Lanciò un occhiata all'uomo che sorrideva ironico.

-Già, non potevo credere che quella ragazza ti avesse chiamato dolcezza. Ma visto che non sapevo il tuo nome non ho potuto fare a meno di pensare che "Mellow" sarebbe stato un bel soprannome.

E così Mihael fu portato a parlare. Parlò e parlò fino a quando quasi non ebbe più voce, e Matt rimase rapito ad ascoltarlo.

-… D'inverno, quando c'era la neve, mio padre mi portava fino in città con un gatto delle nevi. Ho imparato a guidarne uno ancor prima di togliere le rotelle alla bicicletta.

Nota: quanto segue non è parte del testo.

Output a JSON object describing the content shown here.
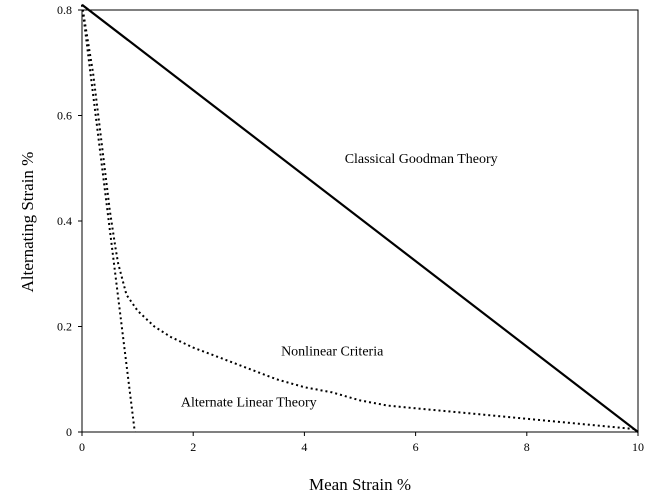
{
  "chart_data": {
    "type": "line",
    "title": "",
    "xlabel": "Mean Strain %",
    "ylabel": "Alternating Strain %",
    "xlim": [
      0,
      10
    ],
    "ylim": [
      0,
      0.8
    ],
    "x_ticks": [
      "0",
      "2",
      "4",
      "6",
      "8",
      "10"
    ],
    "y_ticks": [
      "0",
      "0.2",
      "0.4",
      "0.6",
      "0.8"
    ],
    "grid": false,
    "legend": "none",
    "series": [
      {
        "name": "Classical Goodman Theory",
        "style": "solid",
        "x": [
          0,
          10
        ],
        "y": [
          0.81,
          0
        ]
      },
      {
        "name": "Alternate Linear Theory",
        "style": "dotted",
        "x": [
          0,
          0.95
        ],
        "y": [
          0.81,
          0
        ]
      },
      {
        "name": "Nonlinear Criteria",
        "style": "dotted",
        "x": [
          0,
          0.2,
          0.35,
          0.5,
          0.6,
          0.65,
          0.8,
          1.0,
          1.3,
          1.6,
          2.0,
          2.5,
          3.0,
          3.5,
          4.0,
          4.5,
          5.0,
          5.5,
          6.0,
          7.0,
          8.0,
          9.0,
          10.0
        ],
        "y": [
          0.81,
          0.68,
          0.55,
          0.42,
          0.35,
          0.32,
          0.26,
          0.23,
          0.2,
          0.18,
          0.16,
          0.14,
          0.12,
          0.1,
          0.085,
          0.075,
          0.06,
          0.05,
          0.045,
          0.035,
          0.025,
          0.015,
          0.005
        ]
      }
    ],
    "annotations": [
      {
        "text": "Classical Goodman Theory",
        "x": 6.1,
        "y": 0.51
      },
      {
        "text": "Nonlinear Criteria",
        "x": 4.5,
        "y": 0.145
      },
      {
        "text": "Alternate Linear Theory",
        "x": 3.0,
        "y": 0.048
      }
    ]
  }
}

Risero entrambi e Mihael sentì di nuovo quel senso soffocante che lo aveva spinto a  fuggire il giorno che aveva conosciuto il rosso. Prese un respiro perché non voleva dare a vedere che stesse scappando e si alzò lentamente dallo sgabello.

-Ora devo andare, Matt. E' bello parlare con te, sei simpatico.

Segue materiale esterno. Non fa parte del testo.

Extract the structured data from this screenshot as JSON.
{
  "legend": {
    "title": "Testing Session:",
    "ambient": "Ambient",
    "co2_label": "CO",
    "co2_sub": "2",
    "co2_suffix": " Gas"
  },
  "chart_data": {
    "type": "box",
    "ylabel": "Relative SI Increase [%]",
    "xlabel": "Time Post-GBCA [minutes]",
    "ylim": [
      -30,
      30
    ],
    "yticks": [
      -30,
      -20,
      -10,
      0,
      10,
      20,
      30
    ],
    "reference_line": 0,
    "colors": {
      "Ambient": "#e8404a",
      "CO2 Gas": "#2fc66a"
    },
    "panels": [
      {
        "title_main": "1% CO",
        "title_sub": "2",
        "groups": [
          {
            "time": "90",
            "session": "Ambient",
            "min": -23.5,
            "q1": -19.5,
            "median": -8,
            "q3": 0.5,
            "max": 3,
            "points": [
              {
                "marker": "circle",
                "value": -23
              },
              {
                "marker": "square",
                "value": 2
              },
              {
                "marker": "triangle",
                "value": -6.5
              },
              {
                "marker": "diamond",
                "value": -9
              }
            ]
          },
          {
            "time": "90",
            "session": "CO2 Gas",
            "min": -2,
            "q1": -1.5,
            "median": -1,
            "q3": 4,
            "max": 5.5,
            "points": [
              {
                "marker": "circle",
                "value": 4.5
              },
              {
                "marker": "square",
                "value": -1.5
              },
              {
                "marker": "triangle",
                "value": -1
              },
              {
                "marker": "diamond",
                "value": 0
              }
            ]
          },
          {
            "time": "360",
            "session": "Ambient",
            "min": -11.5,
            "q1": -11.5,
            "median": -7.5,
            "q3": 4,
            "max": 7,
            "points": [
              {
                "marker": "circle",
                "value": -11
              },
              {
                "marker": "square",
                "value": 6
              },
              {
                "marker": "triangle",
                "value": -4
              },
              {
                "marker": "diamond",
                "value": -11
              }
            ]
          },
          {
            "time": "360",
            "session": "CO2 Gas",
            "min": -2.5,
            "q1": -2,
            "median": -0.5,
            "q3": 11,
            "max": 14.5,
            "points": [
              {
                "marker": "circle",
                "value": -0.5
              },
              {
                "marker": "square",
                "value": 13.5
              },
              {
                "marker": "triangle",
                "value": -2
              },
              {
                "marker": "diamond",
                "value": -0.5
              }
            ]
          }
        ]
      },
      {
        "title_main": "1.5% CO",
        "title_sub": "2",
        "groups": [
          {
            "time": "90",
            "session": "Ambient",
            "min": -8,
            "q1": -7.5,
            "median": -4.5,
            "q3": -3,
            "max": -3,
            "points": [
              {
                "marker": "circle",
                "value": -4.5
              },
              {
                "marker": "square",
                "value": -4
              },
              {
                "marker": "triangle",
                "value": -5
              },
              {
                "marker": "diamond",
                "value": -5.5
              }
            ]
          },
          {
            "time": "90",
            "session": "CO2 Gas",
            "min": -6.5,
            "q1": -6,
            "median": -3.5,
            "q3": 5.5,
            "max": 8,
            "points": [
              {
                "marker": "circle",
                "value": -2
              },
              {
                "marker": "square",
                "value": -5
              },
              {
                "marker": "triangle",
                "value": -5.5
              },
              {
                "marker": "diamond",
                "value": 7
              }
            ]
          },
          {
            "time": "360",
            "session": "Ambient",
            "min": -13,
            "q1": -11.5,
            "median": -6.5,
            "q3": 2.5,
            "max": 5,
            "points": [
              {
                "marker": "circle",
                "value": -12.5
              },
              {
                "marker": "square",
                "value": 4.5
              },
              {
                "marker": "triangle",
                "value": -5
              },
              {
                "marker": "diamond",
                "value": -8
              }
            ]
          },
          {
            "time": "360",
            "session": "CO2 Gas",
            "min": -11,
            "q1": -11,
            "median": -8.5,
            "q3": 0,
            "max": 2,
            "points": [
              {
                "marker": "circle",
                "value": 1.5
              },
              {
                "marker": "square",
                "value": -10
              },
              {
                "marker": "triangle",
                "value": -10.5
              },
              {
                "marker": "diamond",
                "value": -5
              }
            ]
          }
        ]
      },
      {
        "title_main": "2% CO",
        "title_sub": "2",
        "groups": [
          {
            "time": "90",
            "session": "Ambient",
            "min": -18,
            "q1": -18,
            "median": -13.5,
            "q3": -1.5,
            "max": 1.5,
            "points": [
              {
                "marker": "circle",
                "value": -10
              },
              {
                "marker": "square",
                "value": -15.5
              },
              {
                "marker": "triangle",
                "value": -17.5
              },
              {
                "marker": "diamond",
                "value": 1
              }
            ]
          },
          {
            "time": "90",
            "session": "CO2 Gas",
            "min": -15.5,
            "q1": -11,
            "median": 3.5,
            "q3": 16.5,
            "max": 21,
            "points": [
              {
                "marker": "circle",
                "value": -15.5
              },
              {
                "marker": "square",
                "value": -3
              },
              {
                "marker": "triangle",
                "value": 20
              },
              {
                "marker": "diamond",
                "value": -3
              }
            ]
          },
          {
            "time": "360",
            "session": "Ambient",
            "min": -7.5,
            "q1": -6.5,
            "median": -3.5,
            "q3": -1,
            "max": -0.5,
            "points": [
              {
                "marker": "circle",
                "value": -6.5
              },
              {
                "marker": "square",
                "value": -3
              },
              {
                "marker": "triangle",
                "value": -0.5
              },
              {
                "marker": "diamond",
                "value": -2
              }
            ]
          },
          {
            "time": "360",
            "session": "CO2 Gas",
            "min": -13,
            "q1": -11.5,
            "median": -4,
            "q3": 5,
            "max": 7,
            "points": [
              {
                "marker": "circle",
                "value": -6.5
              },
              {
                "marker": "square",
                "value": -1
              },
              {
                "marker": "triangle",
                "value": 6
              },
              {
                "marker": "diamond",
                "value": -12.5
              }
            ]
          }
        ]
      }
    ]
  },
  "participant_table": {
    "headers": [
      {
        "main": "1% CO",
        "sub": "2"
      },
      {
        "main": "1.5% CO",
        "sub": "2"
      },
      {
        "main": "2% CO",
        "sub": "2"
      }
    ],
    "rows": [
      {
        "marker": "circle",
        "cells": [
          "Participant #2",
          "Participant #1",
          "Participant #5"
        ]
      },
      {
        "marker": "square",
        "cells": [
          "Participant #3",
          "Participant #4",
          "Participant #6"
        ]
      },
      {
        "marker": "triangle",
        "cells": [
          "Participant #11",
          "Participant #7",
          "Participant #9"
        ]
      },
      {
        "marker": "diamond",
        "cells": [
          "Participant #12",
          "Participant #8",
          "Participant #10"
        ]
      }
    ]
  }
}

Piegò le labbra in una smorfia che avrebbe voluto essere un sorriso e si voltò per uscire.

-Mihael, aspetta.

Il biondo obbligò i piedi a fermarsi ma non se la sentì di voltarsi.

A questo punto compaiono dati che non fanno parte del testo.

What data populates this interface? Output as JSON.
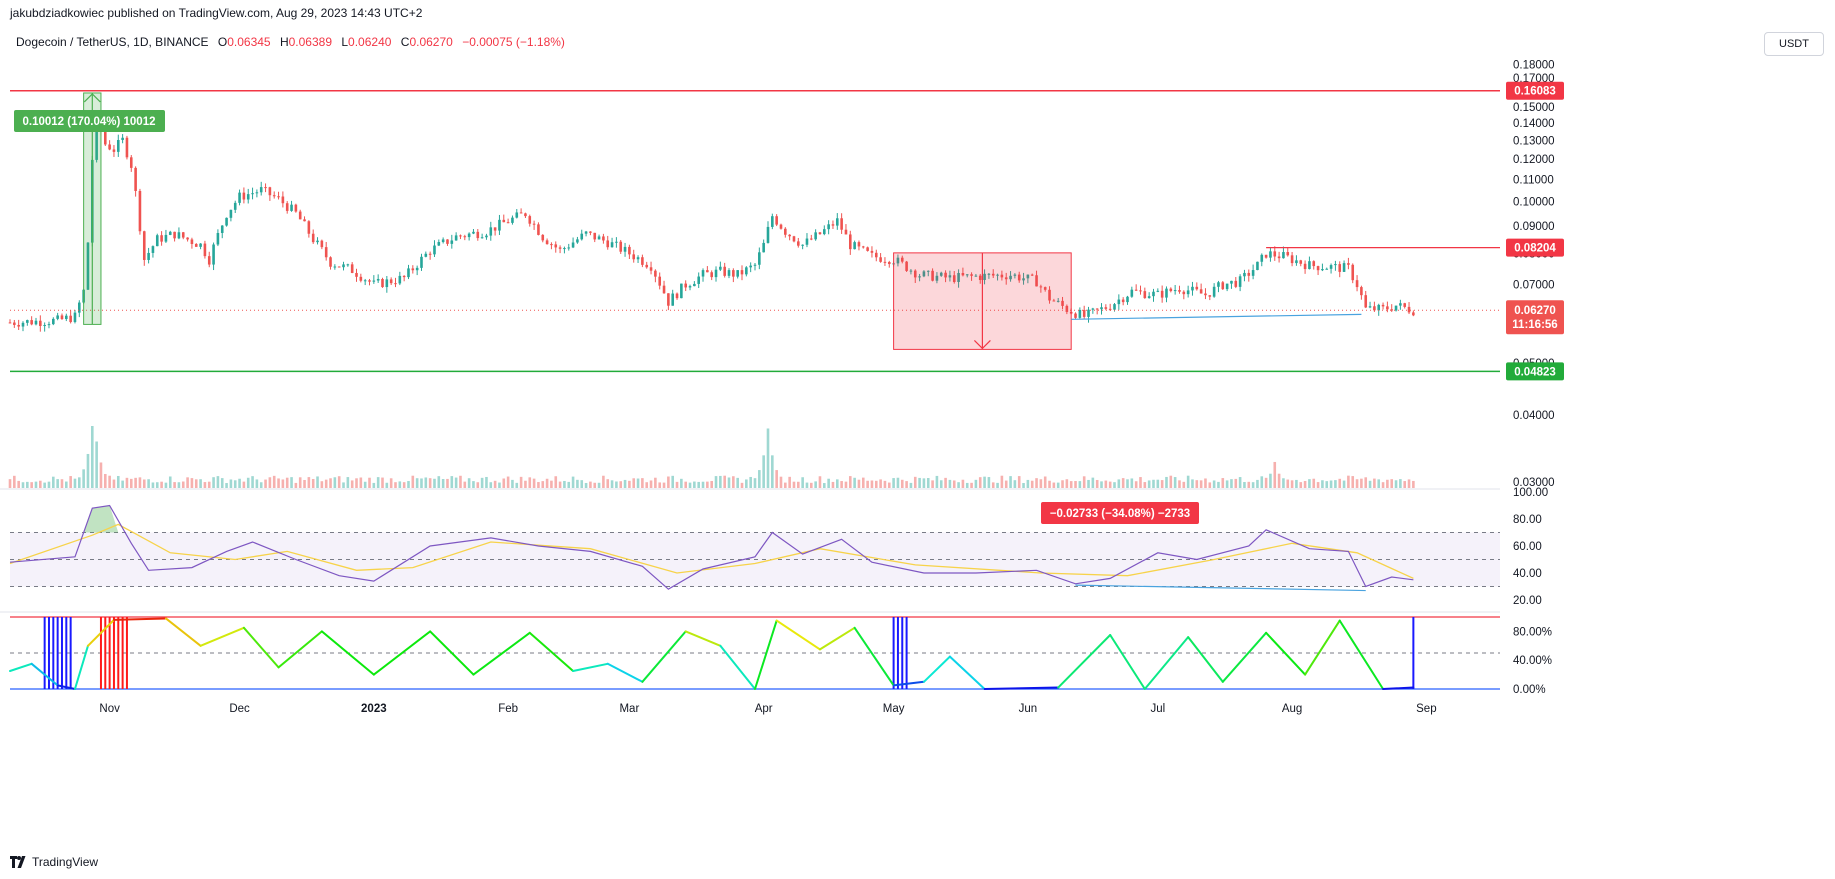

-Mello, senti, che ne dici di uscire una di queste sere? Voglio dire, non che il bar di Rob non sia fantastico…

Il barman emise uno sbuffo.

-… però mi piacerebbe invitarti a cena.

Mello scosse piano la testa.

-Non credo sia una buona idea, Mail.

Sentì di nuovo la presenza del ragazzo dietro di sé come la sera che l'aveva incontrato, però in quel momento non si sentì teso. O meglio, non era teso per quello, ma per qualcos'altro.

-Andiamo, Mello. Non ti sto chiedendo un "vero appuntamento". Trovo che tu sia una buona compagnia. Voglio portarti in un posto. Dai, accetta!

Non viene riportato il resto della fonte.